For decades, The Guidance Center in Long Beach has counseled children and their parents struggling with mental health issues.
It became clear early on that the stress of living in poverty played a big role in those children’s struggles. Counselors credit parents with attempting to break the cycle, but Guidance Center CEO Patricia Costales said she saw a need to do more.
The tipping point came in 2014, when the waiting list of children needing help grew significantly. Costales said she decided it was important to educate the community about the connection between poverty and mental health, and began exploring ways to make a documentary film. The result will debut Wednesday at the Art Theatre.
“I knew that once we were able to help the children on the waiting list there would still be others after them in need of the same services,” Costales said. “That caused me to consider how much more effective we could be in helping these children if we thought of their school, their neighborhood or their community as the client. This documentary is one piece of how we’re broadening our focus and empowering community members through trauma-informed education.”
Costales began looking for collaborators, and found them both in Long Beach and on Catalina Island, where the Guidance Center has operations. More people live below the poverty line in those areas than the national average.
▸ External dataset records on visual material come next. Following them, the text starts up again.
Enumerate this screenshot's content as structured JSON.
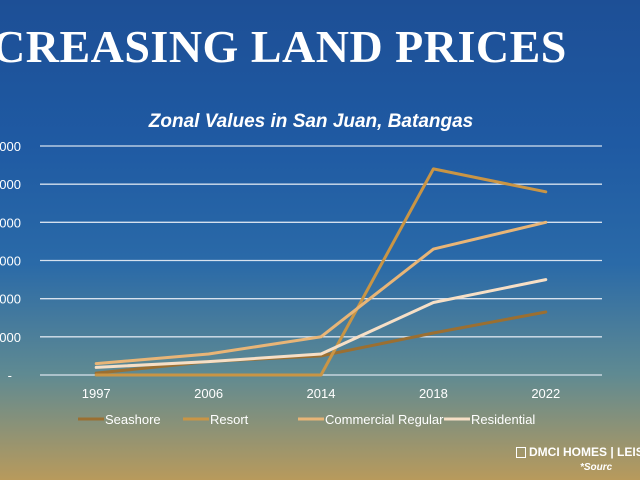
{
  "headline": "CREASING LAND PRICES",
  "footer": {
    "logo_text": "DMCI HOMES | LEISU",
    "source_note": "*Sourc"
  },
  "colors": {
    "seashore": "#9b6f31",
    "resort": "#c99545",
    "commercial_regular": "#e8b577",
    "residential": "#f6dfc6",
    "gridline": "#e8eef7",
    "text": "#ffffff"
  },
  "chart_data": {
    "type": "line",
    "title": "Zonal Values in San Juan, Batangas",
    "categories": [
      "1997",
      "2006",
      "2014",
      "2018",
      "2022"
    ],
    "y_tick_labels": [
      "-",
      "000",
      "000",
      "000",
      "000",
      "000",
      "000"
    ],
    "ylim": [
      0,
      6
    ],
    "grid": true,
    "legend_position": "bottom",
    "series": [
      {
        "name": "Seashore",
        "values": [
          0.05,
          0.35,
          0.5,
          1.1,
          1.65
        ]
      },
      {
        "name": "Resort",
        "values": [
          0.0,
          0.0,
          0.0,
          5.4,
          4.8
        ]
      },
      {
        "name": "Commercial Regular",
        "values": [
          0.3,
          0.55,
          1.0,
          3.3,
          4.0
        ]
      },
      {
        "name": "Residential",
        "values": [
          0.2,
          0.35,
          0.55,
          1.9,
          2.5
        ]
      }
    ]
  }
}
Costales and clinical therapist Nathan Swaringen explain in the film how poverty can result in trauma that, in turn, causes mental health issues in children. When that situation is constant, the ongoing stress and trauma has a big impact on both adults’ and children’s brains.
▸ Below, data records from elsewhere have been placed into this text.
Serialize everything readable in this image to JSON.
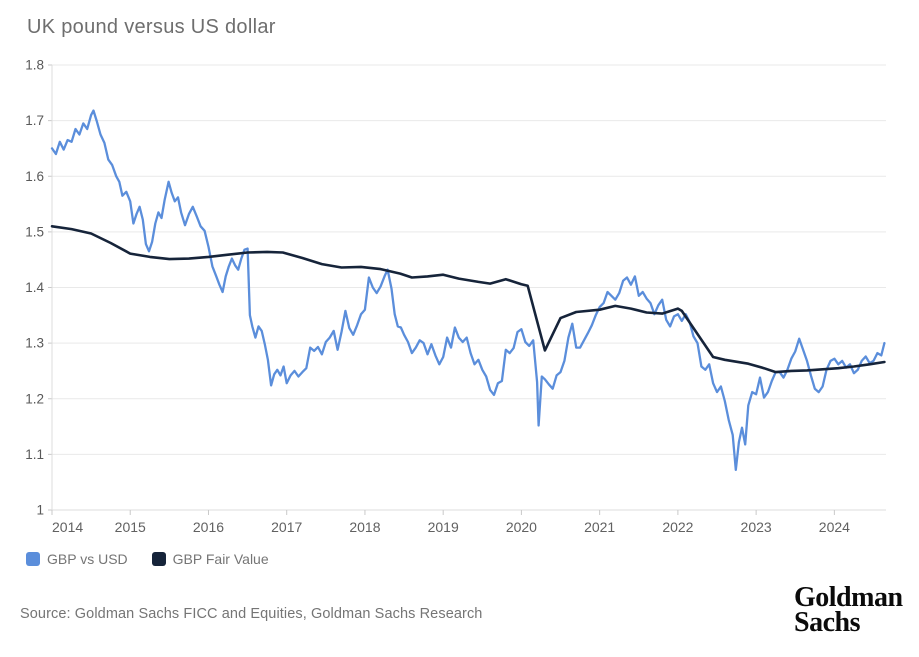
{
  "chart_data": {
    "type": "line",
    "title": "UK pound versus US dollar",
    "xlabel": "",
    "ylabel": "",
    "x_range": [
      2014.0,
      2024.66
    ],
    "y_range": [
      1.0,
      1.8
    ],
    "x_ticks": [
      2014,
      2015,
      2016,
      2017,
      2018,
      2019,
      2020,
      2021,
      2022,
      2023,
      2024
    ],
    "x_tick_labels": [
      "2014",
      "2015",
      "2016",
      "2017",
      "2018",
      "2019",
      "2020",
      "2021",
      "2022",
      "2023",
      "2024"
    ],
    "y_ticks": [
      1,
      1.1,
      1.2,
      1.3,
      1.4,
      1.5,
      1.6,
      1.7,
      1.8
    ],
    "y_tick_labels": [
      "1",
      "1.1",
      "1.2",
      "1.3",
      "1.4",
      "1.5",
      "1.6",
      "1.7",
      "1.8"
    ],
    "grid": "horizontal",
    "legend_position": "bottom-left",
    "colors": {
      "grid": "#e9e9e9",
      "axis": "#dcdcdc",
      "tick": "#c9c9c9",
      "x_tick_label": "#616161",
      "y_tick_label": "#595959"
    },
    "series": [
      {
        "name": "GBP vs USD",
        "color": "#5b8edb",
        "stroke_width": 2.3,
        "points": [
          [
            2014.0,
            1.65
          ],
          [
            2014.05,
            1.64
          ],
          [
            2014.1,
            1.662
          ],
          [
            2014.15,
            1.648
          ],
          [
            2014.2,
            1.665
          ],
          [
            2014.25,
            1.662
          ],
          [
            2014.3,
            1.685
          ],
          [
            2014.35,
            1.675
          ],
          [
            2014.4,
            1.695
          ],
          [
            2014.45,
            1.685
          ],
          [
            2014.5,
            1.71
          ],
          [
            2014.53,
            1.718
          ],
          [
            2014.57,
            1.7
          ],
          [
            2014.62,
            1.675
          ],
          [
            2014.67,
            1.66
          ],
          [
            2014.72,
            1.63
          ],
          [
            2014.77,
            1.62
          ],
          [
            2014.82,
            1.6
          ],
          [
            2014.86,
            1.59
          ],
          [
            2014.9,
            1.565
          ],
          [
            2014.95,
            1.572
          ],
          [
            2015.0,
            1.555
          ],
          [
            2015.04,
            1.515
          ],
          [
            2015.08,
            1.532
          ],
          [
            2015.12,
            1.545
          ],
          [
            2015.16,
            1.522
          ],
          [
            2015.2,
            1.478
          ],
          [
            2015.24,
            1.465
          ],
          [
            2015.28,
            1.482
          ],
          [
            2015.32,
            1.515
          ],
          [
            2015.36,
            1.535
          ],
          [
            2015.4,
            1.525
          ],
          [
            2015.44,
            1.558
          ],
          [
            2015.49,
            1.59
          ],
          [
            2015.53,
            1.57
          ],
          [
            2015.57,
            1.555
          ],
          [
            2015.61,
            1.562
          ],
          [
            2015.65,
            1.535
          ],
          [
            2015.7,
            1.512
          ],
          [
            2015.75,
            1.532
          ],
          [
            2015.8,
            1.545
          ],
          [
            2015.85,
            1.528
          ],
          [
            2015.9,
            1.51
          ],
          [
            2015.95,
            1.502
          ],
          [
            2016.0,
            1.473
          ],
          [
            2016.05,
            1.438
          ],
          [
            2016.1,
            1.42
          ],
          [
            2016.14,
            1.405
          ],
          [
            2016.18,
            1.392
          ],
          [
            2016.22,
            1.42
          ],
          [
            2016.26,
            1.438
          ],
          [
            2016.3,
            1.452
          ],
          [
            2016.34,
            1.44
          ],
          [
            2016.38,
            1.432
          ],
          [
            2016.42,
            1.452
          ],
          [
            2016.46,
            1.468
          ],
          [
            2016.5,
            1.47
          ],
          [
            2016.53,
            1.35
          ],
          [
            2016.56,
            1.33
          ],
          [
            2016.6,
            1.31
          ],
          [
            2016.64,
            1.33
          ],
          [
            2016.68,
            1.322
          ],
          [
            2016.72,
            1.298
          ],
          [
            2016.76,
            1.27
          ],
          [
            2016.8,
            1.224
          ],
          [
            2016.84,
            1.244
          ],
          [
            2016.88,
            1.252
          ],
          [
            2016.92,
            1.242
          ],
          [
            2016.96,
            1.258
          ],
          [
            2017.0,
            1.228
          ],
          [
            2017.05,
            1.242
          ],
          [
            2017.1,
            1.25
          ],
          [
            2017.15,
            1.24
          ],
          [
            2017.2,
            1.248
          ],
          [
            2017.25,
            1.255
          ],
          [
            2017.3,
            1.292
          ],
          [
            2017.35,
            1.286
          ],
          [
            2017.4,
            1.293
          ],
          [
            2017.45,
            1.28
          ],
          [
            2017.5,
            1.302
          ],
          [
            2017.55,
            1.31
          ],
          [
            2017.6,
            1.322
          ],
          [
            2017.65,
            1.288
          ],
          [
            2017.7,
            1.32
          ],
          [
            2017.75,
            1.358
          ],
          [
            2017.8,
            1.327
          ],
          [
            2017.85,
            1.315
          ],
          [
            2017.9,
            1.332
          ],
          [
            2017.95,
            1.352
          ],
          [
            2018.0,
            1.36
          ],
          [
            2018.05,
            1.418
          ],
          [
            2018.1,
            1.4
          ],
          [
            2018.15,
            1.39
          ],
          [
            2018.2,
            1.402
          ],
          [
            2018.25,
            1.42
          ],
          [
            2018.29,
            1.432
          ],
          [
            2018.34,
            1.398
          ],
          [
            2018.38,
            1.352
          ],
          [
            2018.42,
            1.33
          ],
          [
            2018.46,
            1.328
          ],
          [
            2018.5,
            1.315
          ],
          [
            2018.55,
            1.302
          ],
          [
            2018.6,
            1.282
          ],
          [
            2018.65,
            1.292
          ],
          [
            2018.7,
            1.305
          ],
          [
            2018.75,
            1.3
          ],
          [
            2018.8,
            1.28
          ],
          [
            2018.85,
            1.298
          ],
          [
            2018.9,
            1.278
          ],
          [
            2018.95,
            1.262
          ],
          [
            2019.0,
            1.275
          ],
          [
            2019.05,
            1.31
          ],
          [
            2019.1,
            1.292
          ],
          [
            2019.15,
            1.328
          ],
          [
            2019.2,
            1.31
          ],
          [
            2019.25,
            1.302
          ],
          [
            2019.3,
            1.31
          ],
          [
            2019.35,
            1.282
          ],
          [
            2019.4,
            1.262
          ],
          [
            2019.45,
            1.27
          ],
          [
            2019.5,
            1.252
          ],
          [
            2019.55,
            1.24
          ],
          [
            2019.6,
            1.216
          ],
          [
            2019.65,
            1.207
          ],
          [
            2019.7,
            1.228
          ],
          [
            2019.75,
            1.232
          ],
          [
            2019.8,
            1.288
          ],
          [
            2019.85,
            1.282
          ],
          [
            2019.9,
            1.291
          ],
          [
            2019.95,
            1.32
          ],
          [
            2020.0,
            1.325
          ],
          [
            2020.05,
            1.302
          ],
          [
            2020.1,
            1.295
          ],
          [
            2020.15,
            1.305
          ],
          [
            2020.2,
            1.23
          ],
          [
            2020.22,
            1.152
          ],
          [
            2020.26,
            1.24
          ],
          [
            2020.3,
            1.235
          ],
          [
            2020.35,
            1.226
          ],
          [
            2020.4,
            1.218
          ],
          [
            2020.45,
            1.242
          ],
          [
            2020.5,
            1.248
          ],
          [
            2020.55,
            1.268
          ],
          [
            2020.6,
            1.31
          ],
          [
            2020.65,
            1.335
          ],
          [
            2020.7,
            1.292
          ],
          [
            2020.75,
            1.292
          ],
          [
            2020.8,
            1.305
          ],
          [
            2020.85,
            1.318
          ],
          [
            2020.9,
            1.332
          ],
          [
            2020.95,
            1.35
          ],
          [
            2021.0,
            1.365
          ],
          [
            2021.05,
            1.372
          ],
          [
            2021.1,
            1.392
          ],
          [
            2021.15,
            1.385
          ],
          [
            2021.2,
            1.378
          ],
          [
            2021.25,
            1.39
          ],
          [
            2021.3,
            1.412
          ],
          [
            2021.35,
            1.418
          ],
          [
            2021.4,
            1.405
          ],
          [
            2021.45,
            1.42
          ],
          [
            2021.5,
            1.385
          ],
          [
            2021.55,
            1.392
          ],
          [
            2021.6,
            1.38
          ],
          [
            2021.65,
            1.372
          ],
          [
            2021.7,
            1.352
          ],
          [
            2021.75,
            1.368
          ],
          [
            2021.8,
            1.378
          ],
          [
            2021.85,
            1.342
          ],
          [
            2021.9,
            1.33
          ],
          [
            2021.95,
            1.348
          ],
          [
            2022.0,
            1.352
          ],
          [
            2022.05,
            1.34
          ],
          [
            2022.1,
            1.352
          ],
          [
            2022.15,
            1.338
          ],
          [
            2022.2,
            1.312
          ],
          [
            2022.25,
            1.3
          ],
          [
            2022.3,
            1.258
          ],
          [
            2022.35,
            1.252
          ],
          [
            2022.4,
            1.262
          ],
          [
            2022.45,
            1.228
          ],
          [
            2022.5,
            1.212
          ],
          [
            2022.55,
            1.222
          ],
          [
            2022.6,
            1.196
          ],
          [
            2022.65,
            1.162
          ],
          [
            2022.7,
            1.135
          ],
          [
            2022.74,
            1.072
          ],
          [
            2022.78,
            1.122
          ],
          [
            2022.82,
            1.148
          ],
          [
            2022.86,
            1.118
          ],
          [
            2022.9,
            1.188
          ],
          [
            2022.95,
            1.212
          ],
          [
            2023.0,
            1.208
          ],
          [
            2023.05,
            1.238
          ],
          [
            2023.1,
            1.202
          ],
          [
            2023.15,
            1.212
          ],
          [
            2023.2,
            1.232
          ],
          [
            2023.25,
            1.248
          ],
          [
            2023.3,
            1.248
          ],
          [
            2023.35,
            1.238
          ],
          [
            2023.4,
            1.252
          ],
          [
            2023.45,
            1.272
          ],
          [
            2023.5,
            1.285
          ],
          [
            2023.55,
            1.308
          ],
          [
            2023.6,
            1.288
          ],
          [
            2023.65,
            1.268
          ],
          [
            2023.7,
            1.242
          ],
          [
            2023.75,
            1.218
          ],
          [
            2023.8,
            1.212
          ],
          [
            2023.85,
            1.222
          ],
          [
            2023.9,
            1.252
          ],
          [
            2023.95,
            1.268
          ],
          [
            2024.0,
            1.272
          ],
          [
            2024.05,
            1.262
          ],
          [
            2024.1,
            1.268
          ],
          [
            2024.15,
            1.256
          ],
          [
            2024.2,
            1.262
          ],
          [
            2024.25,
            1.246
          ],
          [
            2024.3,
            1.252
          ],
          [
            2024.35,
            1.268
          ],
          [
            2024.4,
            1.276
          ],
          [
            2024.45,
            1.264
          ],
          [
            2024.5,
            1.268
          ],
          [
            2024.55,
            1.282
          ],
          [
            2024.6,
            1.278
          ],
          [
            2024.64,
            1.3
          ]
        ]
      },
      {
        "name": "GBP Fair Value",
        "color": "#16243a",
        "stroke_width": 2.6,
        "points": [
          [
            2014.0,
            1.51
          ],
          [
            2014.25,
            1.505
          ],
          [
            2014.5,
            1.497
          ],
          [
            2014.75,
            1.48
          ],
          [
            2015.0,
            1.461
          ],
          [
            2015.25,
            1.455
          ],
          [
            2015.5,
            1.451
          ],
          [
            2015.75,
            1.452
          ],
          [
            2016.0,
            1.455
          ],
          [
            2016.25,
            1.459
          ],
          [
            2016.5,
            1.463
          ],
          [
            2016.75,
            1.464
          ],
          [
            2016.95,
            1.463
          ],
          [
            2017.2,
            1.453
          ],
          [
            2017.45,
            1.442
          ],
          [
            2017.7,
            1.436
          ],
          [
            2017.95,
            1.437
          ],
          [
            2018.2,
            1.433
          ],
          [
            2018.45,
            1.425
          ],
          [
            2018.6,
            1.418
          ],
          [
            2018.8,
            1.42
          ],
          [
            2019.0,
            1.423
          ],
          [
            2019.2,
            1.416
          ],
          [
            2019.45,
            1.41
          ],
          [
            2019.6,
            1.407
          ],
          [
            2019.8,
            1.415
          ],
          [
            2020.0,
            1.406
          ],
          [
            2020.08,
            1.403
          ],
          [
            2020.3,
            1.287
          ],
          [
            2020.5,
            1.345
          ],
          [
            2020.7,
            1.356
          ],
          [
            2021.0,
            1.36
          ],
          [
            2021.2,
            1.367
          ],
          [
            2021.4,
            1.362
          ],
          [
            2021.6,
            1.355
          ],
          [
            2021.8,
            1.353
          ],
          [
            2022.0,
            1.362
          ],
          [
            2022.05,
            1.358
          ],
          [
            2022.45,
            1.275
          ],
          [
            2022.6,
            1.27
          ],
          [
            2022.9,
            1.263
          ],
          [
            2023.1,
            1.255
          ],
          [
            2023.25,
            1.248
          ],
          [
            2023.45,
            1.25
          ],
          [
            2023.65,
            1.251
          ],
          [
            2023.85,
            1.253
          ],
          [
            2024.05,
            1.255
          ],
          [
            2024.25,
            1.258
          ],
          [
            2024.45,
            1.262
          ],
          [
            2024.64,
            1.266
          ]
        ]
      }
    ]
  },
  "source": {
    "text": "Source: Goldman Sachs FICC and Equities, Goldman Sachs Research"
  },
  "logo": {
    "line1": "Goldman",
    "line2": "Sachs"
  }
}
“It’s not necessarily poverty that causes trauma; it’s the anxiety, chaos and uncertainty that comes with being poor,” Costales said. “That kid is not a bad kid. That kid is doing the best they can in really horrific circumstances. We might not be able to change their circumstances, but if we can create those safe relationships and a different understanding of their circumstances, then maybe it doesn’t have to have a catastrophic impact.”
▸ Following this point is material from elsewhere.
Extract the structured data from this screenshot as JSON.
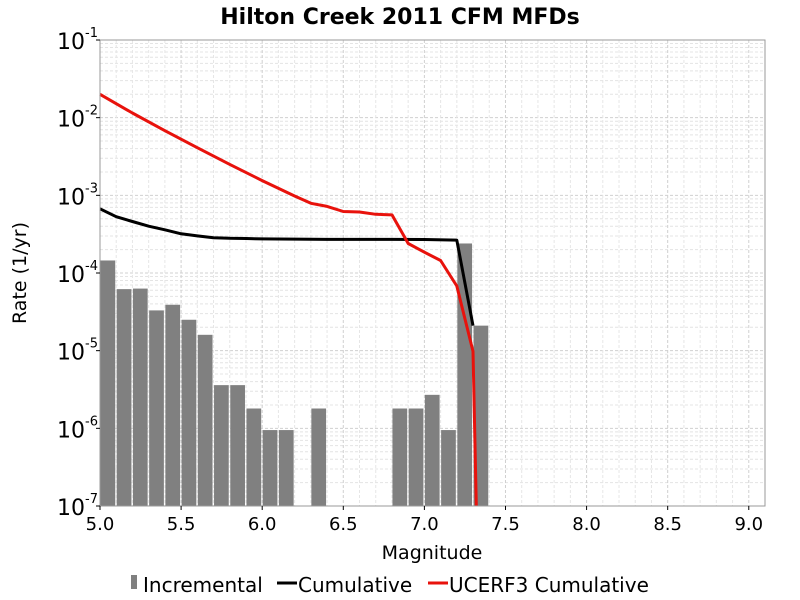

Experts in the field are interviewed in the documentary, as well as community leaders. Mayor Robert Garcia and Police Chief Robert Luna both talk about poverty’s impacts on the city, while Health and Human Services director Kelly Colopy and Tiffany Brown, assistant superintendent at Long Beach Unified School District, talk about the impacts of poverty on children. Emmy Award-winning filmmaker Matthew Murray agreed to produce the film alongside Costales, and brought in pros including cinematographer Evan Barthelman as well as composers Matt Pavolaitis and Colleen Grace. Filming began last year.
“The Bridge; Pathways to a Trauma-Informed Community,” will screen Wednesday at the Art Theatre. Doors open at 6 p.m. Tickets are free, but seating is limited. Reservations are recommended. Visit: www.tgclb.org/news-events/thebridgedoc/.